Jacques est, probablement, le prénom le plus espagnol de tous : son saint patron, Jacques le Majeur, est le patron de l'Espagne, et son sanctuaire à Compostelle, destination du célèbre Chemin de Compostelle, a attiré des pèlerins depuis le Moyen Âge. Le nom naît de la fusion de « Saint » + « Yago » (Iago), forme ancienne de Jacobo, qui provient de l'hébreu Ya'aqob (Jacob).
Curieusement, de cette même racine ont germé des prénoms aussi distincts que Jaime, Diego, Yago ou Tiago, tous « cousins » de Jacques. En Amérique hispanique, le nom vit un moment splendide : c'est l'un des plus attribués aux nouveau-nés, du Río de la Plata au Mexique, et il donne son nom à des capitales comme Santiago du Chili.
Jacques transmet la grandeur, la tradition et, en même temps, la fraîcheur, avec le surnom affectueux Santi pour le quotidien. C'est un prénom qui évoque le chemin, l'épopée et des racines profondes.
Jacques est un prénom qui sonne comme une épopée. Ce n'est pas pour rien : il est porté par l'apôtre patron de l'Espagne, Jacques le Majeur, dont la tombe à Compostelle a guidé pendant mille ans des millions de pèlerins sur le Chemin. Cet héritage de sentier, de destination et de dépassement de soi bat au cœur de chaque Jacques : des personnes aux horizons larges, avec une ambition noble (8/10) et une énergie (8/10) qui ont besoin de grands projets dans lesquels se investir.
De la racine hébraïque Ya'aqob, la même que Jacob, il porte aussi une histoire de ténacité et de lutte pour la bénédiction. Jacques est loyal (8/10) et tient sa parole ; lorsqu'il s'engage, il tient bon. Son indépendance (7/10) le pousse à tracer son propre chemin — très littéralement —, et sa stabilité (7/10) lui donne l'endurance du bon marcheur : il ne cherche pas le raccourci, il cherche à arriver.

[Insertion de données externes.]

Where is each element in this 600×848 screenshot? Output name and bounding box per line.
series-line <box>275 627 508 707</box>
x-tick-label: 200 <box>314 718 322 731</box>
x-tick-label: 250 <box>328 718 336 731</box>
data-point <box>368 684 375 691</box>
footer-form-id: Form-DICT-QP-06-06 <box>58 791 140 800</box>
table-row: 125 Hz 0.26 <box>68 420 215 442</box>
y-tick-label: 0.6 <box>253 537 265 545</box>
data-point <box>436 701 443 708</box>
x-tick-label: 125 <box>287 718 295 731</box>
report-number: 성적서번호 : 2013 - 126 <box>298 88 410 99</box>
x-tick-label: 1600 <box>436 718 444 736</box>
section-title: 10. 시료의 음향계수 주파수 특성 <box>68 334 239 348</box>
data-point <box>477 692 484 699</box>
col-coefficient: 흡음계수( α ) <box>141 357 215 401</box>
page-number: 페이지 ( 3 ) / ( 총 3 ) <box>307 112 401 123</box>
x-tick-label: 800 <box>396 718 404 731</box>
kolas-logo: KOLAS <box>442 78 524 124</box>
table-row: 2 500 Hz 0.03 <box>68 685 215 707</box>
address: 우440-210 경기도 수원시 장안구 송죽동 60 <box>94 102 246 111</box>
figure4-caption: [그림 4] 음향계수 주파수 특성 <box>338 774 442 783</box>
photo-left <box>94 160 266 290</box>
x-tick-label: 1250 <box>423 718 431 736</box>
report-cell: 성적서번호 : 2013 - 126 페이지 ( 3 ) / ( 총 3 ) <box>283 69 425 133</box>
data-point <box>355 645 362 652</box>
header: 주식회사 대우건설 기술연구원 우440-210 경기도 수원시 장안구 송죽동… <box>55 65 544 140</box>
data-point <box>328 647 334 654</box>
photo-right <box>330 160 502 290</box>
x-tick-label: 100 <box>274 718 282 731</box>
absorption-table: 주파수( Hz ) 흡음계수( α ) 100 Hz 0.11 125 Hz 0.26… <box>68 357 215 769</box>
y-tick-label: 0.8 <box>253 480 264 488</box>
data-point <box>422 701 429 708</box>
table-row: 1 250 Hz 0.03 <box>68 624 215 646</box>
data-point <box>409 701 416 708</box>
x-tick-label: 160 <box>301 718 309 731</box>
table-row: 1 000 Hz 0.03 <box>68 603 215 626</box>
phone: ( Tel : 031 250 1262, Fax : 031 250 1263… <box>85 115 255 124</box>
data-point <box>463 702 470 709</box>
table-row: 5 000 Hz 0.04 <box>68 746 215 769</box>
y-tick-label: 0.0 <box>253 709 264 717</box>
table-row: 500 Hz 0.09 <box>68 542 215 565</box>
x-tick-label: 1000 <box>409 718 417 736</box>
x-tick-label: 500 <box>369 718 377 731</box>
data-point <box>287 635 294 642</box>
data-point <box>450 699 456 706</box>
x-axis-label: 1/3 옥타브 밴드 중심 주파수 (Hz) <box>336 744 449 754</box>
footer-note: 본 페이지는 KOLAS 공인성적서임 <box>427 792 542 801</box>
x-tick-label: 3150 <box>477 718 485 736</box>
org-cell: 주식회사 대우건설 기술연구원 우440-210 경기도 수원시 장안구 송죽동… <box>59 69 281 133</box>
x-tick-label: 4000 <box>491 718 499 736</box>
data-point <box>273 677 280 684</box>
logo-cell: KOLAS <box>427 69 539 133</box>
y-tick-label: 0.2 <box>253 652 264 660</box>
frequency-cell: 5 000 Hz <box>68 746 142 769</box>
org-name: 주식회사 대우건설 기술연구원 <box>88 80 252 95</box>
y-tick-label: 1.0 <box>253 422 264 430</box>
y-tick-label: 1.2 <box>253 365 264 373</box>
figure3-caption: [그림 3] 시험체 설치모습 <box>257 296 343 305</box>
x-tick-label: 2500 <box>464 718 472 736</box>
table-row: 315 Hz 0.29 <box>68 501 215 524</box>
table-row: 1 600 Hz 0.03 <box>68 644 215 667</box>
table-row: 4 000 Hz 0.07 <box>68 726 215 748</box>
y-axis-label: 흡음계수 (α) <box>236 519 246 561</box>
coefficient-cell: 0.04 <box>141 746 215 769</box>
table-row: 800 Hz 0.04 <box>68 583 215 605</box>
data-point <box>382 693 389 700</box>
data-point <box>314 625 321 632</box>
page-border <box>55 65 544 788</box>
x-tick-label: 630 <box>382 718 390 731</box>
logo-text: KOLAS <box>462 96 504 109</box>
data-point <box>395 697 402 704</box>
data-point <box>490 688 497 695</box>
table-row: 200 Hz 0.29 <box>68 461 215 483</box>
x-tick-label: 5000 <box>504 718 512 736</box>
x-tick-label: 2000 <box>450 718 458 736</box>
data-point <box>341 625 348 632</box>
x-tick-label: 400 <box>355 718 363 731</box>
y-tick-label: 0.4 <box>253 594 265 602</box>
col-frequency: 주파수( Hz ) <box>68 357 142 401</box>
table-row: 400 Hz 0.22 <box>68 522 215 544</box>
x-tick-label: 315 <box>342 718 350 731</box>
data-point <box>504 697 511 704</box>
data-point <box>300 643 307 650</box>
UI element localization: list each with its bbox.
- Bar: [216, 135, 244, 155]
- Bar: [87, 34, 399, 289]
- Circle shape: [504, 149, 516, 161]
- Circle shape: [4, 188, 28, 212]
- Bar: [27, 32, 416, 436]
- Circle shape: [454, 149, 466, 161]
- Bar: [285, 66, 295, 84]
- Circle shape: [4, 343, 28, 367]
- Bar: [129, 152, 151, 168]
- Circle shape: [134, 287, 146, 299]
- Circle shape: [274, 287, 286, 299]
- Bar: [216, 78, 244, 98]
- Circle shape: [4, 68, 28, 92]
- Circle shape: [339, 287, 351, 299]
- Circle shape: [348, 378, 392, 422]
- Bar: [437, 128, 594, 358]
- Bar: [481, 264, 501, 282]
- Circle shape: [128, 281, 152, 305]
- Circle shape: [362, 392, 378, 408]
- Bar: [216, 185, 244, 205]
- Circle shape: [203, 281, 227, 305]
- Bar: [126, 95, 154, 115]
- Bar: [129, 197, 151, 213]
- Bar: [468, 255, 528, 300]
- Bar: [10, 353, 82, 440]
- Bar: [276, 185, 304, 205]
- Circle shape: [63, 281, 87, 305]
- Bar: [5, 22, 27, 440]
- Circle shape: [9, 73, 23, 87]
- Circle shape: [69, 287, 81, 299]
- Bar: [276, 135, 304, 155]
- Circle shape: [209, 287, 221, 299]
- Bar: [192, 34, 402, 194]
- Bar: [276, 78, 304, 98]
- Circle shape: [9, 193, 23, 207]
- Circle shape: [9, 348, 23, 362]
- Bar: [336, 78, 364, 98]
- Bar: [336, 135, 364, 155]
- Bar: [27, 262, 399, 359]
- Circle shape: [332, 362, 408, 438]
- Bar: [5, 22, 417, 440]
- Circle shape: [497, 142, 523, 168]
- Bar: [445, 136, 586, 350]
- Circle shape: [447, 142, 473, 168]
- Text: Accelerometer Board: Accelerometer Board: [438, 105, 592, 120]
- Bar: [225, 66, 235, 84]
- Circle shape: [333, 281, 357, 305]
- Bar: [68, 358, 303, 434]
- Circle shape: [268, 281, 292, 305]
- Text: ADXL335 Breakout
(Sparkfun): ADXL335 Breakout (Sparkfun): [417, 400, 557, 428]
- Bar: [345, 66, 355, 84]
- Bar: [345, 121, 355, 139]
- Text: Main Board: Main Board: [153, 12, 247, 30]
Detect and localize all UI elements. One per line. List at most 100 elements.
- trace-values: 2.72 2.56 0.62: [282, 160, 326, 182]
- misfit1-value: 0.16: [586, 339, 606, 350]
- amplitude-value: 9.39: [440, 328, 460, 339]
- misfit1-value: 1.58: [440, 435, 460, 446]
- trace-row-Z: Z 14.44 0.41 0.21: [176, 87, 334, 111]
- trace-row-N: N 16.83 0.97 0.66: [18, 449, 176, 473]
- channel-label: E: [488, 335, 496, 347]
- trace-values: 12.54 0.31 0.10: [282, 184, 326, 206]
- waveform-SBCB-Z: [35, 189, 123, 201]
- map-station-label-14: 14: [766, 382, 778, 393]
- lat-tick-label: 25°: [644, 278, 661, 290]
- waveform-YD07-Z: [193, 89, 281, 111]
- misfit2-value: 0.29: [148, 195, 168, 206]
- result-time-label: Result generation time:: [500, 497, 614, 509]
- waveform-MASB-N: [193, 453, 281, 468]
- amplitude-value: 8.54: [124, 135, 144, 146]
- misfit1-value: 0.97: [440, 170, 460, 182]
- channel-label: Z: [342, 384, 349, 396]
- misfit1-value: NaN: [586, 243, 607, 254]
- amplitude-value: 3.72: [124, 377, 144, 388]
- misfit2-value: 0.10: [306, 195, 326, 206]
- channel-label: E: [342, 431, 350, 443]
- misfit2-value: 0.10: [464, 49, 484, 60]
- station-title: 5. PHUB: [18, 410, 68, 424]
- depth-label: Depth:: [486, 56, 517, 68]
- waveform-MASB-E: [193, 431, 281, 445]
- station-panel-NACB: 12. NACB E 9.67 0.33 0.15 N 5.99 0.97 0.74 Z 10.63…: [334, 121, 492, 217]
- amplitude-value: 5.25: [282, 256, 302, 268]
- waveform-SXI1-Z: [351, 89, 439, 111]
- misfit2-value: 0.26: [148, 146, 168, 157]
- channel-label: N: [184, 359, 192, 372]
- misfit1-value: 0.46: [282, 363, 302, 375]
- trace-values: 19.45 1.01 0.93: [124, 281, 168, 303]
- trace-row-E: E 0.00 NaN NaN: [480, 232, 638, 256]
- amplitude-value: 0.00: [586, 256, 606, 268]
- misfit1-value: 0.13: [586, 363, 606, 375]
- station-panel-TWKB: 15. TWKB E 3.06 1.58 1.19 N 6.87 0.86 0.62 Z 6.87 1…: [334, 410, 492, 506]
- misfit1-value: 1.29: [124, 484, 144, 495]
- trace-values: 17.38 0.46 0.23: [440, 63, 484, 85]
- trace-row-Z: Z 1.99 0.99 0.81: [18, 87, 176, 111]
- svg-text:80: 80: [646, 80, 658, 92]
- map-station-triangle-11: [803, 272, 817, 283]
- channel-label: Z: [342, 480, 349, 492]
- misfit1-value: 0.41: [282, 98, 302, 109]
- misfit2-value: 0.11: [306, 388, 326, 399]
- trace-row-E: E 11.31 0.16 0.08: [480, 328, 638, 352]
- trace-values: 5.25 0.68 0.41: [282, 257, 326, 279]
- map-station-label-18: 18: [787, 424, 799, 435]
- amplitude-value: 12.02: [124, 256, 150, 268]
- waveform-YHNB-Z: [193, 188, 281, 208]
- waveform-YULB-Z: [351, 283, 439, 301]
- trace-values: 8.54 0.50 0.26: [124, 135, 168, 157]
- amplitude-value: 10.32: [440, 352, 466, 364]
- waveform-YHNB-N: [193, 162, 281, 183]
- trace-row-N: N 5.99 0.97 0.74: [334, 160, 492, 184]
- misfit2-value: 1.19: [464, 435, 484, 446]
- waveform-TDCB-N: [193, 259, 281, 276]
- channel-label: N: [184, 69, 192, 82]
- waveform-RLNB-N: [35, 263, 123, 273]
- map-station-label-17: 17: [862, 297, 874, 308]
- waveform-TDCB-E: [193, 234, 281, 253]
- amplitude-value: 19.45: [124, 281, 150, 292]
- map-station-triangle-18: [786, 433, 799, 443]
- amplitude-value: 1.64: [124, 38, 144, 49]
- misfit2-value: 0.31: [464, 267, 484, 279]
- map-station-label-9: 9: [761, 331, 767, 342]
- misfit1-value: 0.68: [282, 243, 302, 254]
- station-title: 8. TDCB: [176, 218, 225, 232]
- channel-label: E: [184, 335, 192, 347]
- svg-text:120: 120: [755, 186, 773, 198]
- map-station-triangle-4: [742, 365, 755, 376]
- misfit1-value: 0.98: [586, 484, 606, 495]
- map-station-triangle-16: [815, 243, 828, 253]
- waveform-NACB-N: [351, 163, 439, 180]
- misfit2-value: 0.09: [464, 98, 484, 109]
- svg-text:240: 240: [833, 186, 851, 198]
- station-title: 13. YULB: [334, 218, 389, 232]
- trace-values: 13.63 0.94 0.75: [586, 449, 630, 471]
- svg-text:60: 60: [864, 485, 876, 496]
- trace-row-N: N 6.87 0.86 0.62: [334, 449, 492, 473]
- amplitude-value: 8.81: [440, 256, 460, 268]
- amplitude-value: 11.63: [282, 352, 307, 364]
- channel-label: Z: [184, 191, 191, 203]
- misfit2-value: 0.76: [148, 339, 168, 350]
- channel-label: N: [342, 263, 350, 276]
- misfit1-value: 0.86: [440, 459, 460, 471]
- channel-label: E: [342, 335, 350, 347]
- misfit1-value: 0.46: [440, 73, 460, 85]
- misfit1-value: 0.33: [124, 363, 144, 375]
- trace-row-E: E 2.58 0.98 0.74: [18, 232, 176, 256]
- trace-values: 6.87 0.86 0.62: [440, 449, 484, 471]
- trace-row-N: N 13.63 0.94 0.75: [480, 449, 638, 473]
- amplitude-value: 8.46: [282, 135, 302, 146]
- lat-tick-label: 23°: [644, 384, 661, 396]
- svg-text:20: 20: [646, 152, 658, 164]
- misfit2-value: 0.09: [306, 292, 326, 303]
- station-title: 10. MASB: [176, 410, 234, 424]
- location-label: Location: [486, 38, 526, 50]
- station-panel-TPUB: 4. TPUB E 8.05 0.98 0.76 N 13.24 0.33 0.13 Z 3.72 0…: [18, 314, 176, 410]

Il y a en lui un point de leader naturel. Il n'a pas besoin d'imposer ; les gens le suivent parce qu'il dégage de la sécurité et du cap. L'incarnent des porteurs aussi distincts que Santiago Ramón y Cajal, Prix Nobel qui a cartographié le cerveau avec une patience infinie, ou Santi Cazorla, qui est revenu de mille blessions par la force de la volonté. Des métiers différents, même pâte : constance et grandeur d'esprit.
Dans le quotidien, Jacques combine cette ampleur des objectifs avec de la chaleur : il est sociable, apprécie la compagnie, sait célébrer. Générationnellement, il vit un âge d'or — il figure parmi les prénoms les plus attribués dans toute l'Amérique hispanique —, et pourtant il ne perd pas son aura seigneuriale et jacobéenne. C'est le pèlerin conquérant, celui qui quitte la maison disposé à aller loin et à revenir avec des histoires. Avec un Jacques, il y a toujours du chemin devant.
Portrait ludique, à prendre avec le sourire — notre méthodologie.
Jacques ne cherche pas l'amour, il le réclame comme un droit ancestral. Sa séduction est un jeu de mains habiles, un « supplantateur » qui sait lire le désir avant qu'il ne soit prononcé. Il ne force pas la porte ; il la laisse entrouverte, invitant à franchir le seuil avec la grâce de celui qui se sent soutenu par une force supérieure. Au lit, il est intense, possessif mais dévoué, mêlant la passion terrestre à une dévotion presque sacrée. Il adore les âmes complexes, ces mystères qu'il exige de déchiffrer, mais fuit la médiocrité et la passivité ; la routine est son pire ennemi. Il est attiré par l'intensité, par cette étincelle électrique qui le fait se sentir vivant, même si cela signifie danser au bord de l'abîme. Cependant, sa loyauté est inébranlable. Une fois qu'il a choisi, il devient le pilier inébranlable, le protecteur qui ne fait jamais défaut. Il aime avec la force de celui qui sait que le temps est éphémère, laissant une trace indélébile sur celui qui a le privilège de partager son feu.
De « Sant-Iago », c'est-à-dire « Saint Jacques » ; il provient de l'hébreu Ya'aqob (Jacob) à travers le latin Iacobus.
Comme forme de Jacob, il est traditionnellement glossé comme « soutenu par Dieu » ou « celui qui supplante » ; dans la tradition populaire, « celui que Dieu récompense ».
Le 25 juillet, jour de l'apôtre Jacques, patron de l'Espagne.
Tous dérivent du même Jacobus/Ya'aqob et sont historiquement parents, bien qu'ils fonctionnent aujourd'hui comme des prénoms indépendants.
Jacques le Majeur est le patron national et sa tombe à Compostelle est la destination du Chemin de Compostelle depuis le Moyen Âge.